Enrolling your child in a day care center or family day care presents a whole set of potential adjustment issues. Not only is the child with a new caregiver, they are in an brand new environment. The more time they have to get used to the idea before going to day care for the first time, the better the transition will be.
One of the best ways to put your child at ease prior to starting day care is to have them visit the facility or family day care home, preferably more than once, for short visits. They can interact with the primary caregiver at the facility, as well as with the other children that will be in their room, or not interact at all.
It may take some time before your child is ready to participate with their classmates, and that is all right. Your job is to be supportive of your child and not push him or her into playing with or talking to others if he or she is not yet comfortable doing so.
Some experts suggest reading books with your child about going to day care before the first day arrives. Both before and after reading together, talk about your child’s feelings. Always be reassuring, explain why this arrangement is going to be good for them (they will make friends, get to play, etc.), and above all, remain positive. Your child is likely to adopt your outlook. If you have a bad attitude about the childcare situation or your return to work, chances are good that they will feel the same.

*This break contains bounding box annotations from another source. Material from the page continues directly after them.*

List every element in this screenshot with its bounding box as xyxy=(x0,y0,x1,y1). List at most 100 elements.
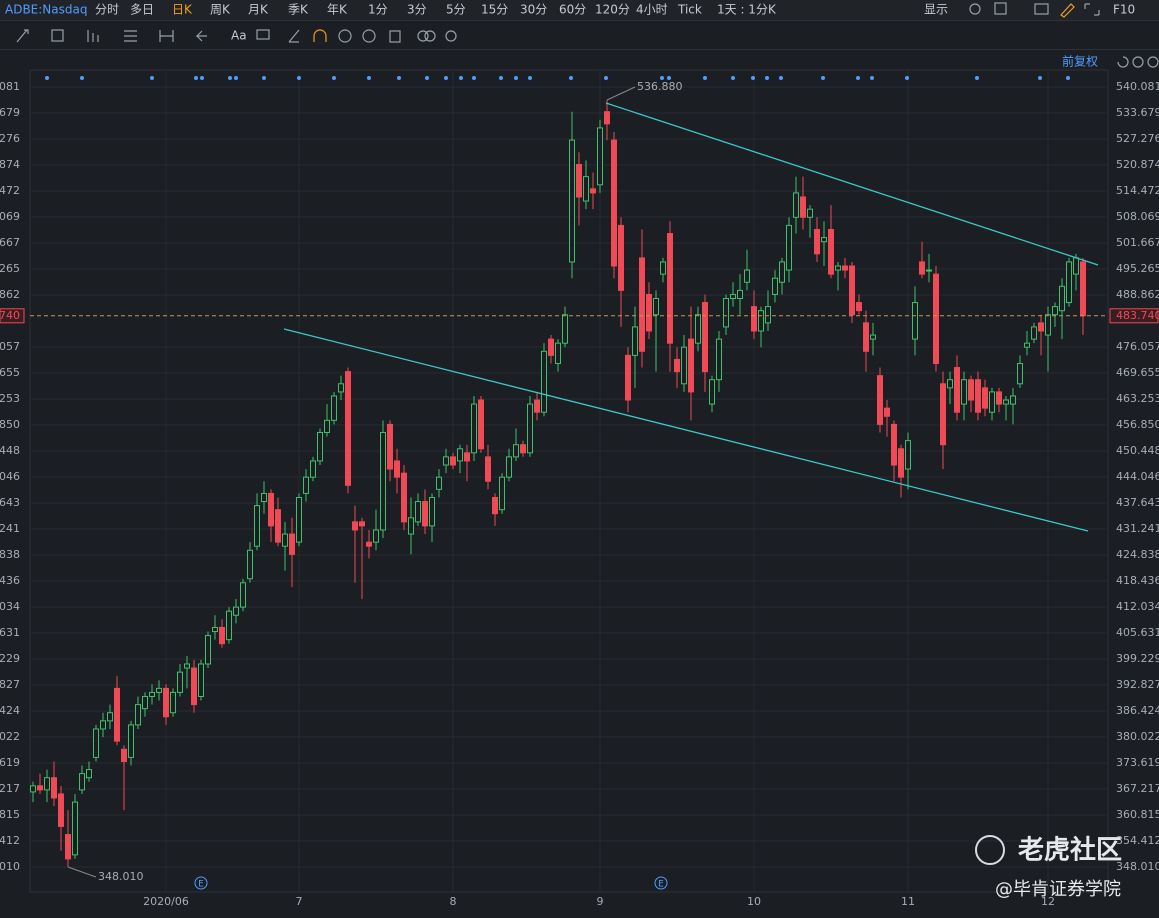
y-tick-label: 399.229 xyxy=(0,652,20,665)
y-tick-label: 533.679 xyxy=(1116,106,1159,119)
tool-icon[interactable] xyxy=(159,30,174,42)
candle-body xyxy=(877,375,883,425)
period-tab[interactable]: 1天 : 1分K xyxy=(717,3,777,17)
candle-body xyxy=(1024,342,1030,348)
reset-icon[interactable] xyxy=(1117,56,1129,68)
candle-body xyxy=(702,302,708,373)
period-tab[interactable]: ADBE:Nasdaq xyxy=(5,3,87,17)
period-tab[interactable]: 4小时 xyxy=(636,3,668,17)
tool-icon[interactable] xyxy=(16,29,29,43)
candle-body xyxy=(1052,306,1058,316)
candle-body xyxy=(807,208,813,218)
settings-icon[interactable] xyxy=(969,3,981,15)
period-tab[interactable]: 3分 xyxy=(407,3,427,17)
tool-icon[interactable] xyxy=(389,30,401,43)
last-price-label: 483.740 xyxy=(1116,309,1159,322)
period-tab[interactable]: 15分 xyxy=(481,3,508,17)
period-tab[interactable]: 60分 xyxy=(559,3,586,17)
y-tick-label: 495.265 xyxy=(0,262,20,275)
candle-body xyxy=(625,354,631,401)
candle-body xyxy=(975,379,981,413)
candle-body xyxy=(51,777,57,799)
event-dot xyxy=(472,76,476,80)
period-tab[interactable]: F10 xyxy=(1113,3,1135,17)
camera-icon[interactable] xyxy=(1034,3,1049,15)
zoom-in[interactable] xyxy=(1147,56,1159,68)
y-tick-label: 367.217 xyxy=(0,782,20,795)
candle-body xyxy=(527,403,533,454)
tool-icon[interactable] xyxy=(288,29,300,43)
candle-body xyxy=(464,452,470,462)
y-tick-label: 412.034 xyxy=(1116,600,1159,613)
candle-body xyxy=(681,346,687,385)
trend-line xyxy=(283,328,1089,532)
tool-icon[interactable] xyxy=(195,30,207,42)
period-tab[interactable]: 季K xyxy=(288,3,309,17)
period-tab[interactable]: Tick xyxy=(677,3,702,17)
period-tab[interactable]: 日K xyxy=(172,3,193,17)
candle-body xyxy=(856,302,862,312)
y-tick-label: 431.241 xyxy=(1116,522,1159,535)
fullscreen-icon[interactable] xyxy=(1084,3,1100,16)
font-tool[interactable]: Aa xyxy=(231,29,247,43)
min-label: 348.010 xyxy=(98,870,144,883)
period-tab[interactable]: 年K xyxy=(327,3,348,17)
event-icon xyxy=(194,876,208,890)
tool-icon[interactable] xyxy=(417,30,429,42)
adjust-mode[interactable]: 前复权 xyxy=(1062,54,1098,69)
y-tick-label: 392.827 xyxy=(1116,678,1159,691)
candle-body xyxy=(849,265,855,316)
checkbox[interactable] xyxy=(994,2,1007,15)
y-tick-label: 527.276 xyxy=(1116,132,1159,145)
period-tab[interactable]: 分时 xyxy=(95,3,119,17)
candle-body xyxy=(632,326,638,356)
candle-body xyxy=(961,379,967,405)
tool-icon[interactable] xyxy=(51,29,64,42)
period-tab[interactable]: 周K xyxy=(210,3,231,17)
period-tab[interactable]: 120分 xyxy=(595,3,630,17)
y-tick-label: 501.667 xyxy=(1116,236,1159,249)
period-tab[interactable]: 1分 xyxy=(368,3,388,17)
y-tick-label: 527.276 xyxy=(0,132,20,145)
tool-icon[interactable] xyxy=(124,30,137,42)
period-tab[interactable]: 多日 xyxy=(130,3,154,17)
tool-icon[interactable] xyxy=(256,29,270,40)
tool-icon[interactable] xyxy=(313,29,327,42)
period-bar xyxy=(0,0,1159,20)
candle-body xyxy=(1059,285,1065,312)
period-tab[interactable]: 30分 xyxy=(520,3,547,17)
period-tab[interactable]: 5分 xyxy=(446,3,466,17)
event-dot xyxy=(367,76,371,80)
event-dot xyxy=(1066,76,1070,80)
candle-body xyxy=(233,606,239,616)
period-tab[interactable]: 月K xyxy=(248,3,269,17)
tool-icon[interactable] xyxy=(424,30,436,42)
y-tick-label: 431.241 xyxy=(0,522,20,535)
candle-body xyxy=(597,127,603,186)
candle-body xyxy=(72,801,78,856)
candle-body xyxy=(163,687,169,718)
event-dot xyxy=(332,76,336,80)
candle-body xyxy=(1017,362,1023,385)
candle-body xyxy=(1003,399,1009,405)
event-dot xyxy=(499,76,503,80)
y-tick-label: 495.265 xyxy=(1116,262,1159,275)
y-tick-label: 514.472 xyxy=(0,184,20,197)
candle-body xyxy=(660,261,666,275)
period-tab[interactable]: 显示 xyxy=(924,3,948,17)
last-price-box xyxy=(0,308,25,324)
y-tick-label: 437.643 xyxy=(0,496,20,509)
y-tick-label: 412.034 xyxy=(0,600,20,613)
candle-body xyxy=(779,261,785,283)
zoom-out[interactable] xyxy=(1132,56,1144,68)
tool-icon[interactable] xyxy=(445,30,457,42)
pen-icon[interactable] xyxy=(1060,3,1075,18)
tool-icon[interactable] xyxy=(338,29,352,43)
tool-icon[interactable] xyxy=(87,30,99,42)
y-tick-label: 392.827 xyxy=(0,678,20,691)
y-tick-label: 348.010 xyxy=(0,860,20,873)
x-tick-label: 8 xyxy=(450,895,457,908)
y-tick-label: 520.874 xyxy=(1116,158,1159,171)
tool-icon[interactable] xyxy=(362,29,376,43)
candle-body xyxy=(485,456,491,482)
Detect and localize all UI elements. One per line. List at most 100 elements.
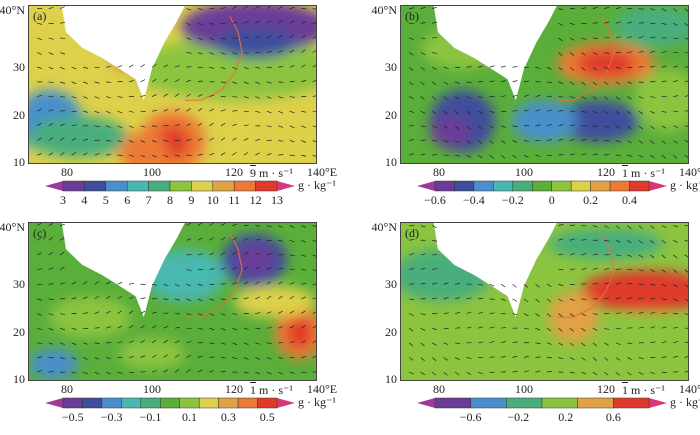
wind-vector	[673, 95, 679, 97]
wind-vector	[174, 65, 180, 68]
wind-vector	[243, 21, 249, 24]
wind-vector	[500, 326, 507, 329]
wind-vector	[604, 239, 610, 242]
wind-vector	[604, 81, 609, 86]
wind-vector	[266, 266, 272, 270]
wind-vector	[186, 223, 191, 226]
wind-vector	[604, 110, 609, 115]
wind-vector	[83, 110, 89, 113]
colorbar-segment	[434, 180, 455, 192]
colorbar-tick-label: 4	[81, 193, 88, 207]
wind-vector	[592, 37, 598, 39]
wind-vector	[650, 8, 656, 11]
wind-vector	[615, 357, 621, 361]
wind-vector	[151, 311, 157, 314]
wind-vector	[220, 66, 226, 70]
wind-vector	[592, 327, 598, 331]
colorbar-segment	[506, 397, 543, 409]
reference-vector-value: 1	[250, 383, 256, 397]
lat-tick-label: 20	[13, 325, 25, 339]
wind-vector	[255, 239, 261, 241]
wind-vector	[312, 125, 316, 128]
wind-vector	[615, 81, 621, 85]
wind-vector	[151, 94, 157, 97]
wind-vector	[558, 37, 563, 42]
wind-vector	[409, 37, 415, 40]
wind-vector	[312, 8, 316, 10]
wind-vector	[432, 282, 438, 285]
wind-vector	[523, 313, 529, 317]
wind-vector	[661, 283, 667, 287]
wind-vector	[163, 64, 169, 68]
lat-tick-label: 30	[385, 60, 397, 74]
wind-vector	[301, 239, 306, 243]
coastline	[184, 16, 243, 101]
wind-vector	[243, 251, 249, 256]
wind-vector	[615, 312, 621, 314]
wind-vector	[48, 81, 54, 84]
colorbar-segment	[570, 180, 591, 192]
wind-vector	[650, 154, 655, 159]
panel-label: (d)	[405, 226, 419, 240]
wind-vector	[278, 310, 283, 314]
wind-vector	[37, 369, 42, 373]
contour-map	[401, 6, 688, 163]
wind-vector	[512, 110, 518, 112]
wind-vector	[592, 66, 598, 71]
wind-vector	[60, 66, 65, 70]
wind-vector	[558, 313, 563, 317]
wind-vector	[420, 52, 426, 55]
wind-vector	[60, 110, 66, 112]
colorbar-segment	[62, 397, 83, 409]
wind-vector	[558, 298, 563, 302]
wind-vector	[466, 96, 472, 99]
wind-vector	[604, 21, 610, 24]
colorbar-segment	[233, 180, 256, 192]
wind-vector	[443, 110, 448, 115]
wind-vector	[684, 313, 688, 315]
wind-vector	[128, 125, 134, 129]
wind-vector	[432, 327, 438, 331]
wind-vector	[186, 123, 192, 127]
wind-vector	[220, 152, 226, 156]
wind-vector	[627, 36, 633, 39]
lat-tick-label: 40°N	[0, 3, 25, 17]
wind-vector	[186, 37, 192, 40]
wind-vector	[604, 140, 610, 142]
wind-vector	[420, 153, 426, 156]
contour-map	[29, 6, 316, 163]
wind-vector	[105, 110, 111, 114]
wind-vector	[151, 354, 157, 358]
wind-vector	[209, 356, 215, 358]
wind-vector	[535, 109, 541, 112]
wind-vector	[627, 154, 633, 157]
wind-vector	[232, 137, 237, 141]
wind-vector	[266, 281, 272, 285]
lat-tick-label: 10	[385, 372, 397, 386]
contour-region	[119, 131, 169, 163]
wind-vector	[477, 371, 483, 375]
wind-vector	[615, 36, 621, 39]
wind-vector	[627, 342, 633, 345]
wind-vector	[266, 295, 272, 300]
wind-vector	[477, 125, 483, 130]
wind-vector	[48, 267, 54, 270]
wind-vector	[684, 371, 688, 373]
colorbar-segment	[84, 180, 107, 192]
colorbar-max-extend	[277, 181, 295, 191]
wind-vector	[232, 237, 237, 241]
wind-vector	[174, 93, 180, 97]
wind-vector	[627, 371, 632, 376]
wind-vector	[209, 327, 215, 331]
wind-vector	[466, 357, 472, 360]
wind-vector	[512, 94, 518, 97]
wind-vector	[220, 251, 226, 256]
wind-vector	[581, 52, 586, 56]
wind-vector	[489, 140, 494, 144]
wind-vector	[209, 237, 214, 241]
wind-vector	[312, 22, 316, 24]
wind-vector	[638, 110, 644, 115]
wind-vector	[71, 371, 77, 374]
wind-vector	[312, 325, 316, 329]
wind-vector	[592, 342, 598, 347]
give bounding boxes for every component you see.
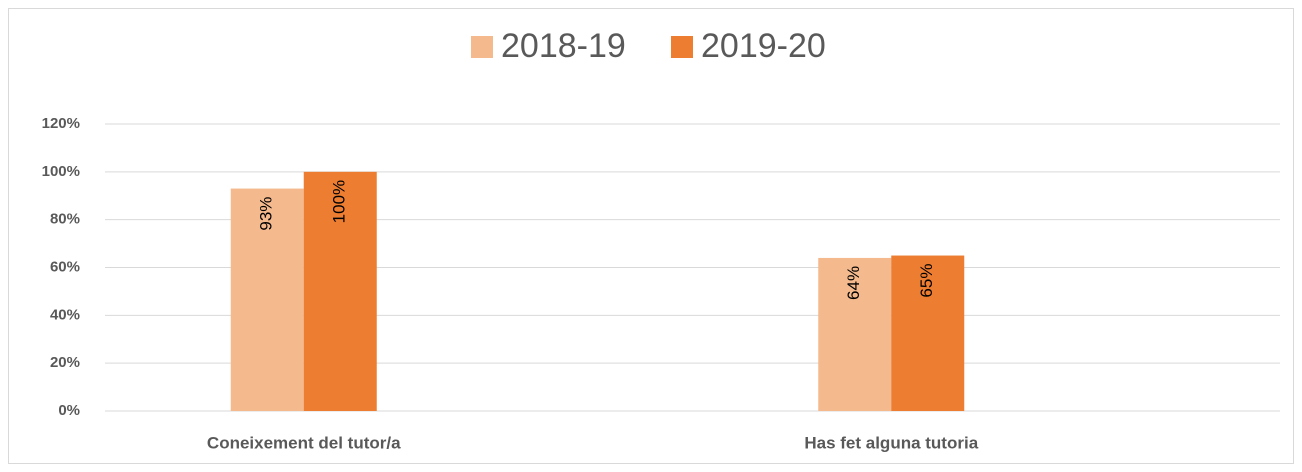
legend-swatch	[471, 36, 493, 58]
legend-swatch	[671, 36, 693, 58]
x-tick-label: Coneixement del tutor/a	[207, 433, 401, 452]
chart-border	[8, 8, 1294, 464]
legend-label: 2019-20	[701, 27, 826, 65]
bar	[230, 188, 304, 411]
y-tick-label: 20%	[50, 354, 80, 371]
data-label: 93%	[257, 197, 276, 231]
bar	[303, 171, 377, 411]
y-tick-label: 120%	[42, 115, 80, 132]
y-tick-label: 80%	[50, 211, 80, 228]
legend-label: 2018-19	[501, 27, 626, 65]
y-tick-label: 100%	[42, 163, 80, 180]
data-label: 65%	[917, 264, 936, 298]
bar	[891, 255, 965, 411]
data-label: 64%	[844, 266, 863, 300]
bar	[818, 257, 892, 411]
data-label: 100%	[330, 180, 349, 223]
y-tick-label: 40%	[50, 306, 80, 323]
y-tick-label: 0%	[58, 402, 80, 419]
y-tick-label: 60%	[50, 258, 80, 275]
x-tick-label: Has fet alguna tutoria	[804, 433, 978, 452]
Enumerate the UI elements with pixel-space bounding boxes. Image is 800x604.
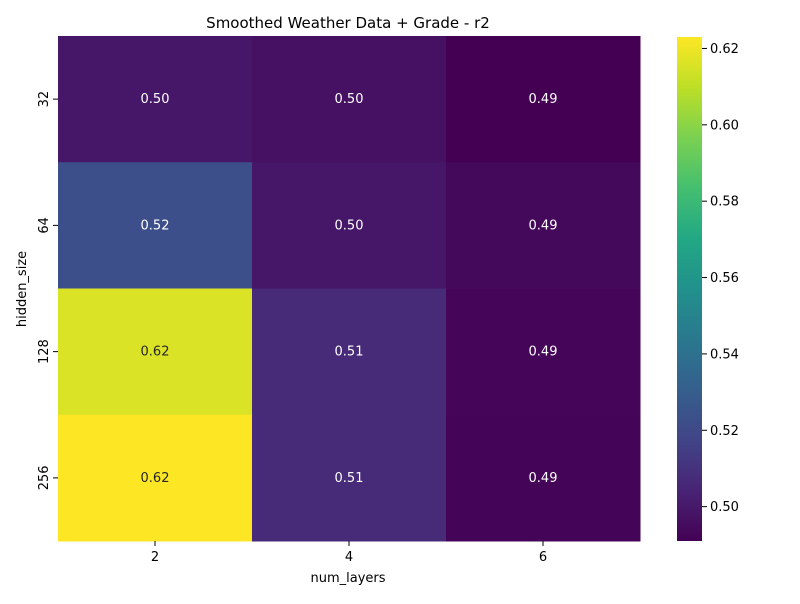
colorbar-tick-label: 0.52 — [710, 424, 739, 439]
chart-title: Smoothed Weather Data + Grade - r2 — [206, 14, 490, 32]
heatmap-cell — [252, 414, 447, 542]
cell-value-label: 0.50 — [141, 92, 170, 107]
heatmap-cell — [446, 414, 641, 542]
cell-value-label: 0.49 — [529, 345, 558, 360]
cell-value-label: 0.50 — [335, 92, 364, 107]
heatmap-cells — [58, 36, 641, 542]
cell-value-label: 0.51 — [335, 471, 364, 486]
x-tick-label: 4 — [345, 550, 353, 565]
heatmap-cell — [446, 288, 641, 416]
y-tick-label: 32 — [37, 91, 52, 108]
cell-value-label: 0.49 — [529, 218, 558, 233]
heatmap-cell — [252, 162, 447, 289]
cell-value-label: 0.62 — [141, 471, 170, 486]
x-tick-label: 2 — [151, 550, 159, 565]
colorbar-tick-label: 0.54 — [710, 347, 739, 362]
colorbar-tick-label: 0.56 — [710, 271, 739, 286]
colorbar-ticks: 0.50 0.52 0.54 0.56 0.58 0.60 0.62 — [702, 42, 739, 515]
x-axis-label: num_layers — [310, 571, 385, 586]
heatmap-cell — [446, 162, 641, 289]
y-tick-label: 128 — [37, 339, 52, 364]
heatmap-cell — [252, 288, 447, 416]
heatmap-cell — [446, 36, 641, 163]
heatmap-cell — [58, 162, 253, 289]
cell-value-label: 0.50 — [335, 218, 364, 233]
colorbar-tick-label: 0.50 — [710, 500, 739, 515]
cell-value-label: 0.49 — [529, 471, 558, 486]
heatmap-cell — [58, 36, 253, 163]
x-axis: 2 4 6 — [151, 541, 547, 565]
x-tick-label: 6 — [539, 550, 547, 565]
heatmap-cell — [58, 414, 253, 542]
y-tick-label: 256 — [37, 465, 52, 490]
cell-value-label: 0.49 — [529, 92, 558, 107]
heatmap-cell — [252, 36, 447, 163]
cell-value-label: 0.52 — [141, 218, 170, 233]
y-axis-label: hidden_size — [15, 251, 30, 327]
colorbar-tick-label: 0.58 — [710, 195, 739, 210]
colorbar-tick-label: 0.60 — [710, 118, 739, 133]
colorbar-tick-label: 0.62 — [710, 42, 739, 57]
y-axis: 32 64 128 256 — [37, 91, 58, 490]
heatmap-cell-labels: 0.50 0.50 0.49 0.52 0.50 0.49 0.62 0.51 0.49 0.62… — [141, 92, 558, 486]
y-tick-label: 64 — [37, 217, 52, 234]
heatmap-cell — [58, 288, 253, 416]
cell-value-label: 0.62 — [141, 345, 170, 360]
cell-value-label: 0.51 — [335, 345, 364, 360]
colorbar — [677, 37, 702, 541]
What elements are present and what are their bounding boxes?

Another way to ease this big change in your child’s life is to get them on an adequate sleep schedule at least several days, if not weeks, before the first time at day care, if they are not already on one. Grade-school-aged children typically need at least 10 or 11 hours of sleep every night; toddlers and preschoolers need even more.
Determine how much time you and your child will need to unhurriedly prepare to leave each morning, and make that your child’s wake-up time. Then count backward from that time, 10, 11 or 12 hours, depending on your child’s age and sleep pattern, and make that bedtime. Then keep to that schedule. A regular bedtime every night will help give a sense of security to a child in transition.
Try to spend a few minutes with your child when putting them to bed. Sing to them, read a book or just talk (or let them talk). Not only will these become cherished moments for both of you, but the dependability of the routine will help them deal with feelings of uncertainty about going to day care.